Kein Werkzeug hat sich als so wirksam erwiesen, Europas Industrie in die Spur zu bringen, keines ließe sich so leicht auch auf andere Staaten ausweiten wie der EU-Emissionshandel (ETS). "Und wir stehen jetzt definitiv vor seiner größten Reform", sagt Domien Vangenechten, Handelsexperte beim Umwelt-Thinktank E3G.

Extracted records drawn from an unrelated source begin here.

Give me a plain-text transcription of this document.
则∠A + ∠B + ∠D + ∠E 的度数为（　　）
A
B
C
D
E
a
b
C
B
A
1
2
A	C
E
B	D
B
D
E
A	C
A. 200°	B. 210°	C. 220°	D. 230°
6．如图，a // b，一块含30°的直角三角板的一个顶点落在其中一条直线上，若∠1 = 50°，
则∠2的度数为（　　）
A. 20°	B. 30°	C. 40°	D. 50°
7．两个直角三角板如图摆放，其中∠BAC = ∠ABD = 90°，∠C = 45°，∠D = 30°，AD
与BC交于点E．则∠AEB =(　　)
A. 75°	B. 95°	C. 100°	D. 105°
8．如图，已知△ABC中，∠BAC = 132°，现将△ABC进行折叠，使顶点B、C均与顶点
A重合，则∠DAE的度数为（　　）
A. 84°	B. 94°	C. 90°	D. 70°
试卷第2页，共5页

Wer nicht investiert, soll die Nachteile spüren
2005 hatte die EU das Handelssystem eingeführt, in der Theorie sollte das so funktionieren: Europa erlaubt seiner Industrie eine Höchstmenge an klimaschädlichen CO₂-Emissionen. Für diese Gesamtmenge gibt sie Zertifikate aus. Will ein Unternehmen mehr produzieren und emittieren, muss es zusätzliche Zertifikate kaufen. Weil die aber nicht grenzenlos vorhanden sind, bildet sich ein Preis dafür. Wie immer bei knappen Gütern setzt sich am Ende der durch, der am meisten zahlt - während andere vielleicht auf die Idee kommen, weniger CO₂ auszustoßen, etwa durch modernere Anlagen, die sie dadurch finanzieren, dass sie freiwerdende Zertifikate verkaufen. In der Praxis jedoch gab es mehr als ein Jahrzehnt lang zu viele Zertifikate, der Preis blieb im Keller. Erst nach mehreren Schritten waren die Zertifikate knapp genug. Mittlerweile kostet es um die 80 Euro, eine Tonne Kohlendioxid auszustoßen. Da lohnt es sich, darauf zu verzichten. In Industrie und Kraftwerken sanken die Emissionen seit 2005 um 43 Prozent.

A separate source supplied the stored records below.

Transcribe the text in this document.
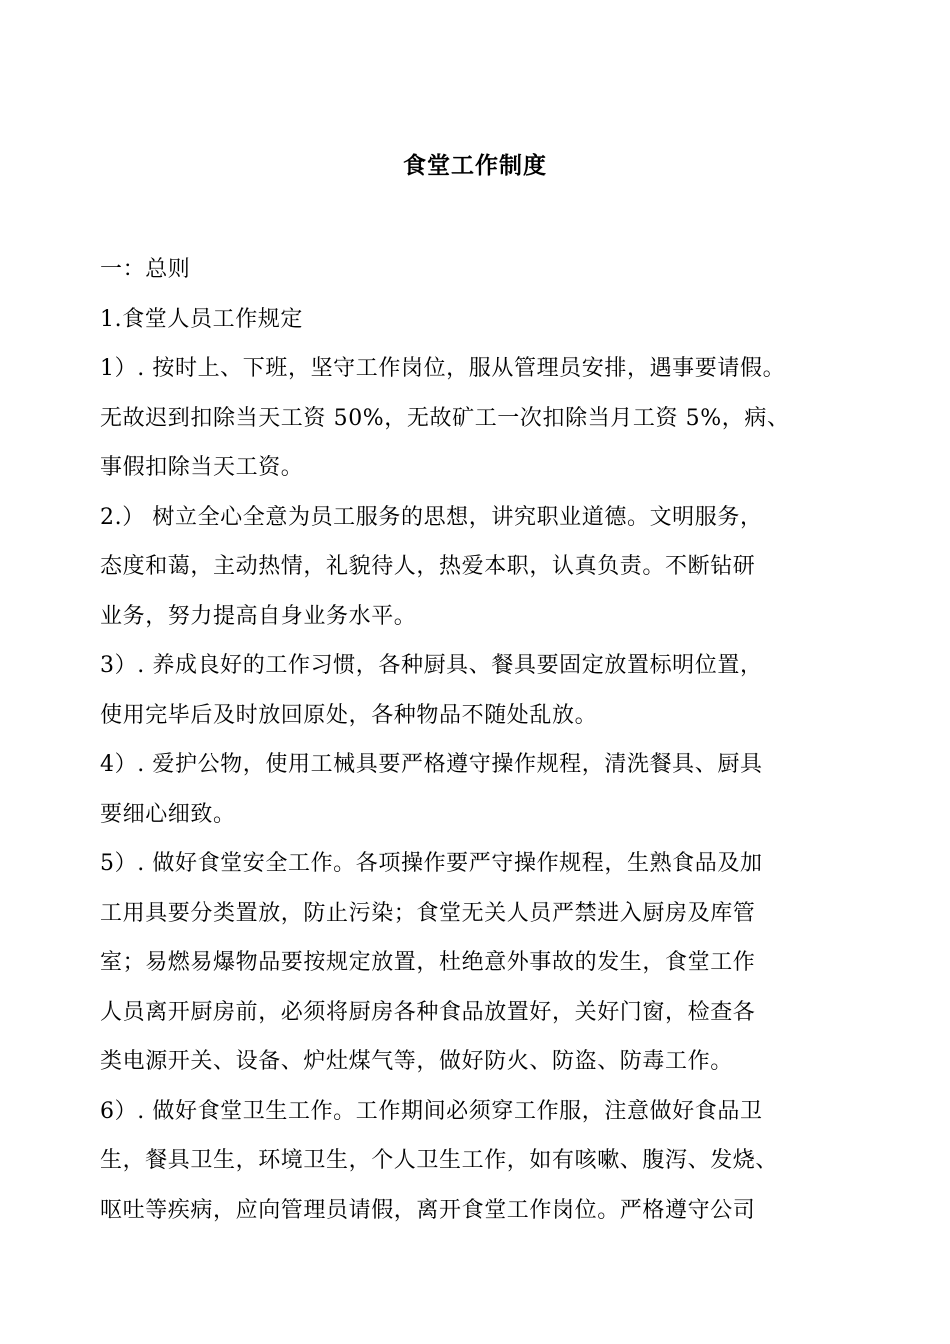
食堂工作制度
一：总则
1.食堂人员工作规定
1）. 按时上、下班，坚守工作岗位，服从管理员安排，遇事要请假。
无故迟到扣除当天工资 50%，无故矿工一次扣除当月工资 5%，病、
事假扣除当天工资。
2.） 树立全心全意为员工服务的思想，讲究职业道德。文明服务，
态度和蔼，主动热情，礼貌待人，热爱本职，认真负责。不断钻研
业务，努力提高自身业务水平。
3）. 养成良好的工作习惯，各种厨具、餐具要固定放置标明位置，
使用完毕后及时放回原处，各种物品不随处乱放。
4）. 爱护公物，使用工械具要严格遵守操作规程，清洗餐具、厨具
要细心细致。
5）. 做好食堂安全工作。各项操作要严守操作规程，生熟食品及加
工用具要分类置放，防止污染；食堂无关人员严禁进入厨房及库管
室；易燃易爆物品要按规定放置，杜绝意外事故的发生，食堂工作
人员离开厨房前，必须将厨房各种食品放置好，关好门窗，检查各
类电源开关、设备、炉灶煤气等，做好防火、防盗、防毒工作。
6）. 做好食堂卫生工作。工作期间必须穿工作服，注意做好食品卫
生，餐具卫生，环境卫生，个人卫生工作，如有咳嗽、腹泻、发烧、
呕吐等疾病，应向管理员请假，离开食堂工作岗位。严格遵守公司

Und sie sollen weiter sinken. Die Reform sieht vor, die Zahl der Zertifikate weiter zu verringern. Das dürfte die Preise steigen lassen. Jedoch soll viel Geld an die Wirtschaft zurückgehen: Unternehmen können sich aus einem riesigen Innovationsfonds klimafreundliche Investitionen fördern lassen. Generell wird das System darauf ausgelegt, klimafreundliche Unternehmen zu fördern. Wer nicht investieren will, dem drohen Nachteile.

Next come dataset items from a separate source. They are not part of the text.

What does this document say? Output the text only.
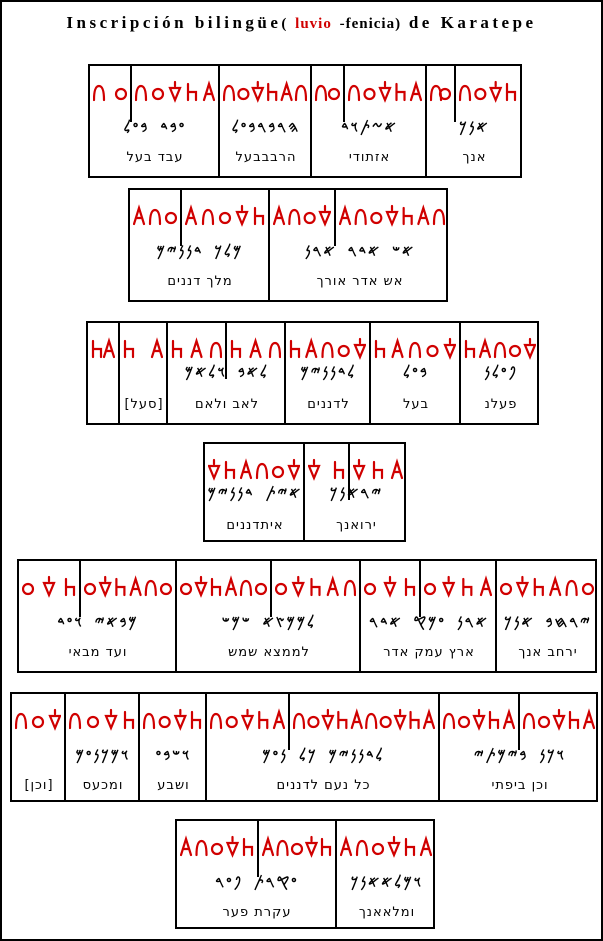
Inscripción bilingüe( luvio -fenicia) de Karatepe
𐤏𐤁𐤃 𐤁𐤏𐤋
עבד בעל
𐤄𐤓𐤁𐤓𐤁𐤏𐤋
הרבבבעל
𐤀𐤆𐤕𐤅𐤃
אזתודי
𐤀𐤍𐤊
אנך
𐤌𐤋𐤊 𐤃𐤍𐤍𐤉𐤌
מלך דננים
𐤀𐤔 𐤀𐤃𐤓 𐤀𐤓𐤍
אש אדר אורך
[סעל]
𐤋𐤀𐤁 𐤅𐤋𐤀𐤌
לאב ולאם
𐤋𐤃𐤍𐤍𐤉𐤌
לדננים
𐤁𐤏𐤋
בעל
𐤐𐤏𐤋𐤍
פעלנ
𐤀𐤉𐤕 𐤃𐤍𐤍𐤉𐤌
איתדננים
𐤉𐤓𐤀𐤍𐤊
ירואנך
𐤌𐤁𐤀𐤉 𐤅𐤏𐤃
ועד מבאי
𐤋𐤌𐤌𐤑𐤀 𐤔𐤌𐤔
לממצא שמש
𐤀𐤓𐤍 𐤏𐤌𐤒 𐤀𐤃𐤓
ארץ עמק אדר
𐤉𐤓𐤇𐤁 𐤀𐤍𐤊
ירחב אנך
[וכן]
𐤅𐤌𐤊𐤍𐤏𐤌
ומכעס
𐤅𐤔𐤁𐤏
ושבע
𐤋𐤃𐤍𐤍𐤉𐤌 𐤊𐤋 𐤍𐤏𐤌
כל נעם לדננים
𐤅𐤊𐤍 𐤁𐤉𐤌𐤕𐤉
וכן ביפתי
𐤏𐤒𐤓𐤕 𐤐𐤏𐤓
עקרת פער
𐤅𐤌𐤋𐤀𐤀𐤍𐤊
ומלאאנך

Die EU will den Emissionshandel zudem zum Herzstück einer neuen Grenzabgabe machen. Wer Produkte nach Europa einführt, soll für deren Klima-Fußabdruck einen Preis zahlen. Der soll sich am Zertifikatepreis für CO₂ orientieren. "Das verändert komplett die Art, wie der Emissionshandel funktioniert", sagt E3G-Mann Vangenechten. Denn die ungleichen Bedingungen im Welthandel begleiten das System von Anfang an. Damit europäische Unternehmen nicht teurer produzieren und letztlich abwandern, erhielten sie bisher die meisten Emissionsrechte kostenlos. Käme die neue Grenzabgabe, müssten alle zahlen. Sonst wäre die Abgabe eine Benachteiligung für die Importeure, die Welthandelsorganisation WTO träte auf den Plan. Die Frage, wann der Systemwechsel vollzogen sein soll, ist noch umstritten.
Autofahren würde teurer
Noch diffiziler ist der zweite Emissionshandel (ETS 2), der neben den ersten gestellt werden soll. Er träfe die Europäer direkt. Nach dem Vorbild der Fabriken und Kraftwerke soll es auch eine Obergrenze für Heiz- und Kraftstoffe geben. Auch hier gäbe es Zertifikate, auch sie bekämen einen Preis und würden Heizen und Autofahren teurer machen. "Langfristig könnten wir mit so einem System auch den Ausstieg aus Öl und Gas steuern", sagt Brigitte Knopf, Chefin des Berliner Klimaforschungsinstituts MCC. "Und das nicht mit vielen nationalen Systemen, sondern einem einheitlich europäischen."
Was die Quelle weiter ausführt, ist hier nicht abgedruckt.